As the number of fracking-related earthquakes increase with alarming frequency and intensity across the Central U.S., more and more people in the area might be wondering something they haven't had to before: "What do I do during an earthquake?"

Reuters reports that government agencies are preparing residents in the Central U.S. on how to stay safe in case of a damaging earthquake. Tomorrow, Oct. 15., the Federal Emergency Management Agency (FEMA) and other organizations are coordinating the "Great ShakeOut," a nationwide earthquake drill.

A large number of residents from the Central U.S. will be participating in their first-ever national earthquake drill. According to Reuters, "About 3 million people are signed up to participate across 14 central states that include Oklahoma, Missouri, Indiana, Illinois and for the first time, Texas, up from 2.76 million a year ago, organizers said. Nationwide, nearly 19 million people are registered for the drills, FEMA said."

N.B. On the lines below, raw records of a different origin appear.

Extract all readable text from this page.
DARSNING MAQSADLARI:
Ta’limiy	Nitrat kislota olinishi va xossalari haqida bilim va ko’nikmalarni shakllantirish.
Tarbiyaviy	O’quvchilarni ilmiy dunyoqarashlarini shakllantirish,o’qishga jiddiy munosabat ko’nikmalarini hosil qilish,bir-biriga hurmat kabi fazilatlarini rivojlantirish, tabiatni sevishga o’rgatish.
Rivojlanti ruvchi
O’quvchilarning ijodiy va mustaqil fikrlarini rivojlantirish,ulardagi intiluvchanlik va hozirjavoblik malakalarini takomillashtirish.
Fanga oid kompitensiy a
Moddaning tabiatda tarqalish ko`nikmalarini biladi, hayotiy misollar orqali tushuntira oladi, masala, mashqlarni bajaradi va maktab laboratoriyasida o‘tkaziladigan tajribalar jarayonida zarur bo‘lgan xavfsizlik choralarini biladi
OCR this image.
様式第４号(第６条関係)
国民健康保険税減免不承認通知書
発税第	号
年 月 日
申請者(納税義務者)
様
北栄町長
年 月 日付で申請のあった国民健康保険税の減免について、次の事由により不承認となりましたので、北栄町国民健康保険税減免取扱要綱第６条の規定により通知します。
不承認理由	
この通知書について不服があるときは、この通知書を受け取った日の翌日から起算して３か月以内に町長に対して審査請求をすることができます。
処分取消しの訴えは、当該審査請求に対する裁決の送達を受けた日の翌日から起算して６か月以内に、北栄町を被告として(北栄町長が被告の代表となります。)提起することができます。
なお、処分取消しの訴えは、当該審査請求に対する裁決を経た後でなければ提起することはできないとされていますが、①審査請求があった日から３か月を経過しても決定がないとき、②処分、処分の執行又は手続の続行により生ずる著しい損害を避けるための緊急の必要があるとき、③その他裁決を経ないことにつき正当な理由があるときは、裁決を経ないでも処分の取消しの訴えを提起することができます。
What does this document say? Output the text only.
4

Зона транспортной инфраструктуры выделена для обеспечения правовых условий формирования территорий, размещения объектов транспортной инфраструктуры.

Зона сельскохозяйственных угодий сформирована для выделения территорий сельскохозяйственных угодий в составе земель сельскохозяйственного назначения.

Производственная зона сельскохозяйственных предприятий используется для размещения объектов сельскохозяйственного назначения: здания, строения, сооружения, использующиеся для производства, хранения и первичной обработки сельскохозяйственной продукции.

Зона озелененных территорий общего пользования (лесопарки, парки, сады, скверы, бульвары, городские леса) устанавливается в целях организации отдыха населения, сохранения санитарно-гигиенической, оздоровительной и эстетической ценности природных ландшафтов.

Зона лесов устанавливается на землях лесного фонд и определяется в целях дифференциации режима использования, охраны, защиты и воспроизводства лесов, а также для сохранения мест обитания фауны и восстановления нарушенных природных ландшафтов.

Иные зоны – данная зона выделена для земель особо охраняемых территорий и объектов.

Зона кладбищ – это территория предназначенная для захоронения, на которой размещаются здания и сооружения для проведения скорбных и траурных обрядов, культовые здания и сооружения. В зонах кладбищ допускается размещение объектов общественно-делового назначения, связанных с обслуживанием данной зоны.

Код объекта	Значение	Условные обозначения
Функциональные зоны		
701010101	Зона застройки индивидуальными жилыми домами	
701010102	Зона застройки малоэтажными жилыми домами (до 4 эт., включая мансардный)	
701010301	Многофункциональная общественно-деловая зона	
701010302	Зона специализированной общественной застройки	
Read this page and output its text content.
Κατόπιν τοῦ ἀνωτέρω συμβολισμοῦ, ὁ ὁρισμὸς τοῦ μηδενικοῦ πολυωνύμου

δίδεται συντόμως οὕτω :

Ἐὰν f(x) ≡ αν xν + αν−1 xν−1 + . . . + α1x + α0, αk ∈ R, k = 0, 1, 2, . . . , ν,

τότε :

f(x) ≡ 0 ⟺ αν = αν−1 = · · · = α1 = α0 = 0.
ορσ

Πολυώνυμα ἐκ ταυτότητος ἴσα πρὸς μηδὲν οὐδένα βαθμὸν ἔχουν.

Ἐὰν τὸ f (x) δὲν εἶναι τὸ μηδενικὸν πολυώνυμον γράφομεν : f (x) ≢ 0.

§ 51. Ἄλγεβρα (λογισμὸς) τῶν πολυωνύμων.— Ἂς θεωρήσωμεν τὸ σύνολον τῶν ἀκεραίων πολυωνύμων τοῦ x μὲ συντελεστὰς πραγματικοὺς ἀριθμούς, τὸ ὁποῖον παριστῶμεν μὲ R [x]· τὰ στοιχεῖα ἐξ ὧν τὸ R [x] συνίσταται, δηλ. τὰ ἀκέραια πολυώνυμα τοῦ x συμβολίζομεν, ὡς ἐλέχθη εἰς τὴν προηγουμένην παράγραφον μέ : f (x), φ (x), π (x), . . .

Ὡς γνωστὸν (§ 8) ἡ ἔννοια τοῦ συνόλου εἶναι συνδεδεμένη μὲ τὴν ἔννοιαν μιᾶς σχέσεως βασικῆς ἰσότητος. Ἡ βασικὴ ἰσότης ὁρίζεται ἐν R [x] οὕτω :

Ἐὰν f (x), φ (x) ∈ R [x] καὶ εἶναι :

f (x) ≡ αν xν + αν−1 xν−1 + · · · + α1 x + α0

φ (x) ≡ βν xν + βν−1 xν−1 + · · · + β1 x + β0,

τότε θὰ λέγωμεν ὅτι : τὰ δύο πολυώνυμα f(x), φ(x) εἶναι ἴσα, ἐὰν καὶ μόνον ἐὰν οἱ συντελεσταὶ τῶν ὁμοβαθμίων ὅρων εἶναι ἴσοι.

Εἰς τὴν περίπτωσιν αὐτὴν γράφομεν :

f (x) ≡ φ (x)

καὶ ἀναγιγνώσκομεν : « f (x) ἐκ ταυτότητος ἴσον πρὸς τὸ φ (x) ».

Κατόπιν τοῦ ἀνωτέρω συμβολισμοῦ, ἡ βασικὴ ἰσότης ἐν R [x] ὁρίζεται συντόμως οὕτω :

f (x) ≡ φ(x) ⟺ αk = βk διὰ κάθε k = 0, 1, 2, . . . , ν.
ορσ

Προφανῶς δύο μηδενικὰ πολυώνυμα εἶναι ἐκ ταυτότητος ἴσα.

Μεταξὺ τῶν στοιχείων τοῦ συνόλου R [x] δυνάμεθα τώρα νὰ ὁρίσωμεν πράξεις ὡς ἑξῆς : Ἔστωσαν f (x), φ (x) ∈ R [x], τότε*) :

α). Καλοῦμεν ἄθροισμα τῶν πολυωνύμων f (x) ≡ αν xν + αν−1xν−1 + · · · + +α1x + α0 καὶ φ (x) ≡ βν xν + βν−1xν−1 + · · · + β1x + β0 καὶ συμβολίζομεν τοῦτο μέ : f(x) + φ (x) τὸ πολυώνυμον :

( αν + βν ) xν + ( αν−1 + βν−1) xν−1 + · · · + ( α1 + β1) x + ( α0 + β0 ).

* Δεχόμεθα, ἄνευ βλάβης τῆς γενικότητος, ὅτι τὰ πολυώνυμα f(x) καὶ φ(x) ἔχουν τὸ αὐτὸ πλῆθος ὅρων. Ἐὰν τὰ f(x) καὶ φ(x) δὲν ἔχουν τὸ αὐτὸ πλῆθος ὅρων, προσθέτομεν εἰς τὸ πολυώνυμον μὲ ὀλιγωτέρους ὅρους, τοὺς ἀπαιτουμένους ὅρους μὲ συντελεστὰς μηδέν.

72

Sizable tremors are currently shaking America's Heartland, and while some temblors come from a natural shift of fault lines, in Oklahoma, these long-dormant fault lines have been awakened due to the injection of wastewater into deep underground disposal wells from fracking operations, scientists have confirmed.

Oklahoma now registers seismic activity, hovering around a 3.0 magnitude, almost every day—from two a year to almost two a day. In July, a 4.5 magnitude quake near the city of Crescent could be felt in Kansas, Texas, Missouri and Arkansas.

Residents of Cushing, Oklahoma, who felt a 4.5 magnitude quake on Saturday "are particularly in need of the training," officials told Reuters. Cushing also happens to hold one of the largest crude oil storage facilities in the world.

Additionally, many school districts and companies in the Central U.S. are, for the first time, teaching students how to Drop, Cover and Hold during an earthquake, something that's usually the domain of quake-prone states such as California.

When a earthquake struck a public school in Crescent, Oklahoma three months ago, school officials found themselves stumped at what to do.

"In Oklahoma when you have a natural disaster like a tornado you are trained to get underground," school superintendent Mickey Hart told Reuters. "In an earthquake you don't want to get underground. What do you do?"

The U.S. Geological Survey has identified eight other states that have seen more frequent and stronger quakes, including states that neighbor Oklahoma: New Mexico, Colorado, Kansas and Arkansas.